Mortgage research needed by homeowners

18:31, Dec 10 2013

Restrictions to lending criteria mean new homeowners are having to do a lot more research, leading to more work for Timaru mortgage brokers.

Broker Gary Dobbs said he had been busier since restrictions came into force. "Loans with less than 20 per cent deposit are harder to be approved, so people tend to seek help and advice."

Banks can give loans to just 10 per cent of their new mortgage customers who do not have a 20 per cent deposit.

Mr Dobbs said banks were advertising to attract quality applicants who might not have 20 per cent, and offering incentives to those who did.

Fellow Timaru mortgage broker Malcolm McDonald has noticed the amount of lending has reduced.

"The number of inquiries is about the same, the quality of lending is better, though the amount of lending approved has reduced a little with the need to plan and prepare people to be in a stronger position.

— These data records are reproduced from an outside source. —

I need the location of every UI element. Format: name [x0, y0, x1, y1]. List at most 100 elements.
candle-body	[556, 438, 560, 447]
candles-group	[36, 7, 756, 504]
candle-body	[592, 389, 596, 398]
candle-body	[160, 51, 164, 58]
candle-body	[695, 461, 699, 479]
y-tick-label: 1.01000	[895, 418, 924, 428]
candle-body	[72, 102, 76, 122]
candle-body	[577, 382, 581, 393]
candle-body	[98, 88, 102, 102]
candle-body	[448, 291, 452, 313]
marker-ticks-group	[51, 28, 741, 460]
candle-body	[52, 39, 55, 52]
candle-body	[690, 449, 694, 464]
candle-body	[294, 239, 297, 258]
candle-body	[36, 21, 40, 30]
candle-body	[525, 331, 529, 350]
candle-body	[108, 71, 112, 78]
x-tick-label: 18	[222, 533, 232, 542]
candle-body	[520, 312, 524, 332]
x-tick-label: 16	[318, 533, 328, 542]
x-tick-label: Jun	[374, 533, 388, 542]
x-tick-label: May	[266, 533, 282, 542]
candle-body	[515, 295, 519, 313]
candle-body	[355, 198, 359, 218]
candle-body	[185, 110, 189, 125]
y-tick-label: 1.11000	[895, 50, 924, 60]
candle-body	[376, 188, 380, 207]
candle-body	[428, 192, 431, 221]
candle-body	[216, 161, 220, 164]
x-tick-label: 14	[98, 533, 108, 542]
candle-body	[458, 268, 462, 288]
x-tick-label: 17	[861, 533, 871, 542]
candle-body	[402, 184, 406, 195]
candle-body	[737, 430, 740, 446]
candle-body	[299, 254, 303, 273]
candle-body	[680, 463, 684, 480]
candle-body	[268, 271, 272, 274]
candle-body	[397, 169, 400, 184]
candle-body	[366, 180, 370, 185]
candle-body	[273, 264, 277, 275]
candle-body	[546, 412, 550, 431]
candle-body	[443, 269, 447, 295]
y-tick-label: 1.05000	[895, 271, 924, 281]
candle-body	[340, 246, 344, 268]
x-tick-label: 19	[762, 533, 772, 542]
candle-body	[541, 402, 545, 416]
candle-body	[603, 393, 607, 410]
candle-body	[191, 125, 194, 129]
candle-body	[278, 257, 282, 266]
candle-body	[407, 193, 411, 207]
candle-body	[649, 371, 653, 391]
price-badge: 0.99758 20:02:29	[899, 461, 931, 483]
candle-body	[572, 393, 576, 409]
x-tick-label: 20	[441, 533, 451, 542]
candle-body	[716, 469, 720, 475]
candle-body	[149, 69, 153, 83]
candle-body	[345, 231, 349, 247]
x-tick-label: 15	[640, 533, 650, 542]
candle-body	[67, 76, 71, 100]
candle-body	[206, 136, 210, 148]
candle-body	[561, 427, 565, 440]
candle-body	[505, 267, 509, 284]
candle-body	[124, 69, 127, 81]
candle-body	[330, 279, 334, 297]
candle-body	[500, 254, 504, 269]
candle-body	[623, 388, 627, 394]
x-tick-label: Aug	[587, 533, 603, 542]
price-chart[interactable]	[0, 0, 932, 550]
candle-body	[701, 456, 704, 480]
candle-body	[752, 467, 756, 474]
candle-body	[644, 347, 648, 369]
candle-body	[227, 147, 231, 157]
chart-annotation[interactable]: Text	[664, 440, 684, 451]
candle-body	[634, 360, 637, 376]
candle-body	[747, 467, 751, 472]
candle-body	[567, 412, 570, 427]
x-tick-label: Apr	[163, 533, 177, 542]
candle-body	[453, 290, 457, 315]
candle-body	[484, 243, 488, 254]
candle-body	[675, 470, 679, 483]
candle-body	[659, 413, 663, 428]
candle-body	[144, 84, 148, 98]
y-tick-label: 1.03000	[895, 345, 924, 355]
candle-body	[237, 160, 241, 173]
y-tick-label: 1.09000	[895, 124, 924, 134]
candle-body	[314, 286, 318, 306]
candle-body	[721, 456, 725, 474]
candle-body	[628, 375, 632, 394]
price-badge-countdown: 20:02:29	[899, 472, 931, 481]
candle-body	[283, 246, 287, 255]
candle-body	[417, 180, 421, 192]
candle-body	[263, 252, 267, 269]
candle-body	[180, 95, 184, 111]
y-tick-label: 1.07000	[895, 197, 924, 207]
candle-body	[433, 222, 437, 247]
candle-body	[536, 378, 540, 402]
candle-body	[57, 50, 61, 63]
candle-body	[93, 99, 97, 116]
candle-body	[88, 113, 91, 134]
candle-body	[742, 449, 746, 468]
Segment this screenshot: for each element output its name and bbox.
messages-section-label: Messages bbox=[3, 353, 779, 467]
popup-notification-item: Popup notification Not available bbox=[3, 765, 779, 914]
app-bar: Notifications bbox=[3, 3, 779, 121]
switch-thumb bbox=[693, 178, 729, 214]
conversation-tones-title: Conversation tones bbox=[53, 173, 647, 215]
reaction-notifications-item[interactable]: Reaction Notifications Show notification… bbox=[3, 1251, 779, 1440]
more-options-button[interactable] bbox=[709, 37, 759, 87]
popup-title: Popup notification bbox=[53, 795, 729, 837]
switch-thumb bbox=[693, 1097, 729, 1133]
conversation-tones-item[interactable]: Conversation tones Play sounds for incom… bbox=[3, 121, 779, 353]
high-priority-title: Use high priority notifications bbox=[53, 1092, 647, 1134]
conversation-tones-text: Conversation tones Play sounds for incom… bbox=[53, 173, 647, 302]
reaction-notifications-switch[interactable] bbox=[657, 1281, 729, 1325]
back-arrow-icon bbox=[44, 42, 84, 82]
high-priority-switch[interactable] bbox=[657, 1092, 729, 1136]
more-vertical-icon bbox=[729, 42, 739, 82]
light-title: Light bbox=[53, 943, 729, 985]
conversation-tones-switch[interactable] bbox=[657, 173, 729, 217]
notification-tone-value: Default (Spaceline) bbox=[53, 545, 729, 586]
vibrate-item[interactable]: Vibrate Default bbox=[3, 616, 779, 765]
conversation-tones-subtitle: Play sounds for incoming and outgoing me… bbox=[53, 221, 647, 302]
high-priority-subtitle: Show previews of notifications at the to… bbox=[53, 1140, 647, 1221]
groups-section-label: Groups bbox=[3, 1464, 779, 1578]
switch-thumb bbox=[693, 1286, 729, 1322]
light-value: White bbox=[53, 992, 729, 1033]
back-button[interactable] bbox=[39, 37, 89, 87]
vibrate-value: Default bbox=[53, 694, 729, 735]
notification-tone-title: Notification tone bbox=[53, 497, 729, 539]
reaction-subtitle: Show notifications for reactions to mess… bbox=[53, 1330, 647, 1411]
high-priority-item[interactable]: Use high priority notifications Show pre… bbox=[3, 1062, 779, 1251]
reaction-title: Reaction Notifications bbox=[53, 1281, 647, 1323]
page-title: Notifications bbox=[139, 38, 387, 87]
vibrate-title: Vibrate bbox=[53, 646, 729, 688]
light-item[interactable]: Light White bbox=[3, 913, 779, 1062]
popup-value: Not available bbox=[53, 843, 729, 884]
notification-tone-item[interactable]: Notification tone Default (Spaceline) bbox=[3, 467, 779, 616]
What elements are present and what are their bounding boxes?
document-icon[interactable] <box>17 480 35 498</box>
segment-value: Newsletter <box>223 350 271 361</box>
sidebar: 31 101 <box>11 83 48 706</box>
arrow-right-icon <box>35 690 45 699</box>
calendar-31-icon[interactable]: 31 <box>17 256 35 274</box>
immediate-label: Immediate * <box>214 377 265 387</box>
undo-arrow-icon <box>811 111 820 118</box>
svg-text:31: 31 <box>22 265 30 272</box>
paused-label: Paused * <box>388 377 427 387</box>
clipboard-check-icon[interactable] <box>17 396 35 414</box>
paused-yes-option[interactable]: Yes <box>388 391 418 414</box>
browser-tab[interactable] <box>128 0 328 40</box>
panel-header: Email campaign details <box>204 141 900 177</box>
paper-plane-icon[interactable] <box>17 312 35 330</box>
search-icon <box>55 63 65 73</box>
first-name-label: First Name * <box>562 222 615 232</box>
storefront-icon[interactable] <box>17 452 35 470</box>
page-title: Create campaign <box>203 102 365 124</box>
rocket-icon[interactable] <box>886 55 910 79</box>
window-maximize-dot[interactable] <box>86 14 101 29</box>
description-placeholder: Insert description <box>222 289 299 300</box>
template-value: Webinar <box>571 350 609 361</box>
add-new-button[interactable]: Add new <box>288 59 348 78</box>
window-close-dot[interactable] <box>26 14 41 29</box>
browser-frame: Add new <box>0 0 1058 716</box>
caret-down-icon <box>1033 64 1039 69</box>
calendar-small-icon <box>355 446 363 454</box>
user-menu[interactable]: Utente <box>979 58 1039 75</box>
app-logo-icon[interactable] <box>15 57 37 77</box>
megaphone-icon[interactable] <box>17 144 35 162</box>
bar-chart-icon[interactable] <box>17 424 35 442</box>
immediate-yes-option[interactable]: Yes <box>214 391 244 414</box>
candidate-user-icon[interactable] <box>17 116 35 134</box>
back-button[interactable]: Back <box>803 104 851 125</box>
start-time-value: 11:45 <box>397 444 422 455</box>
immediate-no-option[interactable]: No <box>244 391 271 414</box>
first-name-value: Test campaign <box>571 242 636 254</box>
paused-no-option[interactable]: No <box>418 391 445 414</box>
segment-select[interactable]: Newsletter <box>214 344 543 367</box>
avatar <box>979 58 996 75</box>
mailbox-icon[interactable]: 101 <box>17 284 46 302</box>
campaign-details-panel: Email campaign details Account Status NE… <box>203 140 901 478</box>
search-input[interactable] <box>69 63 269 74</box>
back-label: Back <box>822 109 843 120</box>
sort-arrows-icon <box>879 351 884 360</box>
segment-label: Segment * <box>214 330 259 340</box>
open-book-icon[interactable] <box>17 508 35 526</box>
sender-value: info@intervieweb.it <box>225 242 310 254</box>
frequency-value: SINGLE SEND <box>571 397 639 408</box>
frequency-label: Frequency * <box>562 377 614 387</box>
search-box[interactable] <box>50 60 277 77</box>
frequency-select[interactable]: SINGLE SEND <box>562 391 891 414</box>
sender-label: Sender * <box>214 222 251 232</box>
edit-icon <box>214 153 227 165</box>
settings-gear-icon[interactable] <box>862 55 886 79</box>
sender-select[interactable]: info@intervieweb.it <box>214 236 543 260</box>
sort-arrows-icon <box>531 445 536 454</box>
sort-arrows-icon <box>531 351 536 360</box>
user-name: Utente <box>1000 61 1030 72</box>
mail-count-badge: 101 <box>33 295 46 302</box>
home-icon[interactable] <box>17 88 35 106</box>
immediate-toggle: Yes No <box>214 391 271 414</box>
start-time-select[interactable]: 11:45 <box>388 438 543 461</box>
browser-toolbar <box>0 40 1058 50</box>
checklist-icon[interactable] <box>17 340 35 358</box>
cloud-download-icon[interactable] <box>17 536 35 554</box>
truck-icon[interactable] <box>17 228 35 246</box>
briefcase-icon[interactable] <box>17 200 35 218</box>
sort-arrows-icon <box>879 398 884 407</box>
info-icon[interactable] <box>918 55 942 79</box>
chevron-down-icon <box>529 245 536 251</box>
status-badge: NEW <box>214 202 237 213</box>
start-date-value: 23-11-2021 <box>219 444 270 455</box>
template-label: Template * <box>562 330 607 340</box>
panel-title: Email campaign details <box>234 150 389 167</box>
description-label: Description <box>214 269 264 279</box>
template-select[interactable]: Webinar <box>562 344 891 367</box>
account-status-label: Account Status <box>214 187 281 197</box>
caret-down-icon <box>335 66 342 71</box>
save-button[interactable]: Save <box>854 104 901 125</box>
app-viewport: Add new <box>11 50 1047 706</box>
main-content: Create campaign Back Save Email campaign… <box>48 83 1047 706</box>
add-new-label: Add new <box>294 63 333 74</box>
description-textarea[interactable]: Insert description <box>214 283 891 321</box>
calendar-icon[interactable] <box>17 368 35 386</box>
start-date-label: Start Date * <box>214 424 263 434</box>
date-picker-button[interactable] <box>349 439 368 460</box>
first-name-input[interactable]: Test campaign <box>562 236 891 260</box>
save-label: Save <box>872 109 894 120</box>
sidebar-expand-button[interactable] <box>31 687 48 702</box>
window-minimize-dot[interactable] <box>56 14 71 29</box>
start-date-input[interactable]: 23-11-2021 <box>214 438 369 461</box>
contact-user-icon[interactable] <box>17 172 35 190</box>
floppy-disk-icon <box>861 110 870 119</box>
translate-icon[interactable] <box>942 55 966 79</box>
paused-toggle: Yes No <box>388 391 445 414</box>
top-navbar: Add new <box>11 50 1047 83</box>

"With Christmas approaching it's busy due to the need to be 'sorted' as clients prepare for the New Year."

Westpac is the first bank to offer different lending rates to those who do and those who do not have 20 per cent of the deposit.

Borrowers with less than 20 per cent deposit will pay 6.55 per cent interest for a fixed rate two-year mortgage, compared with the 5.59 per cent offered to those with deposits of 20 per cent or more.

Although Westpac is the first to split lending rates, Mr McDonald said all banks have the same options. "They can provide clients with other options, but they all operate governed by the Reserve Bank Act."

Harcourts sales manager Stewart Burgess said he hadn't noticed a great deal of change since October 1. "It really doesn't seem to have affected us too much at all, and it doesn't seem to have made an impact on sale price either."

The Reserve Bank announced yesterday new home builders will be exempt from lending restrictions.

It comes after the building industry raised concerns the restrictions would reduce the number of new houses being built, affecting government efforts to increase the supply of new homes to help curb house price inflation.

Mr McDonald said he didn't expect the announcement to make much difference to new home builders in South Canterbury.

"My understanding is that this is a major concern in the Auckland locale and Christchurch, but is not greatly evidenced as a concern here."

Generally, most new home owners had at least 20 per cent as a deposit, he said.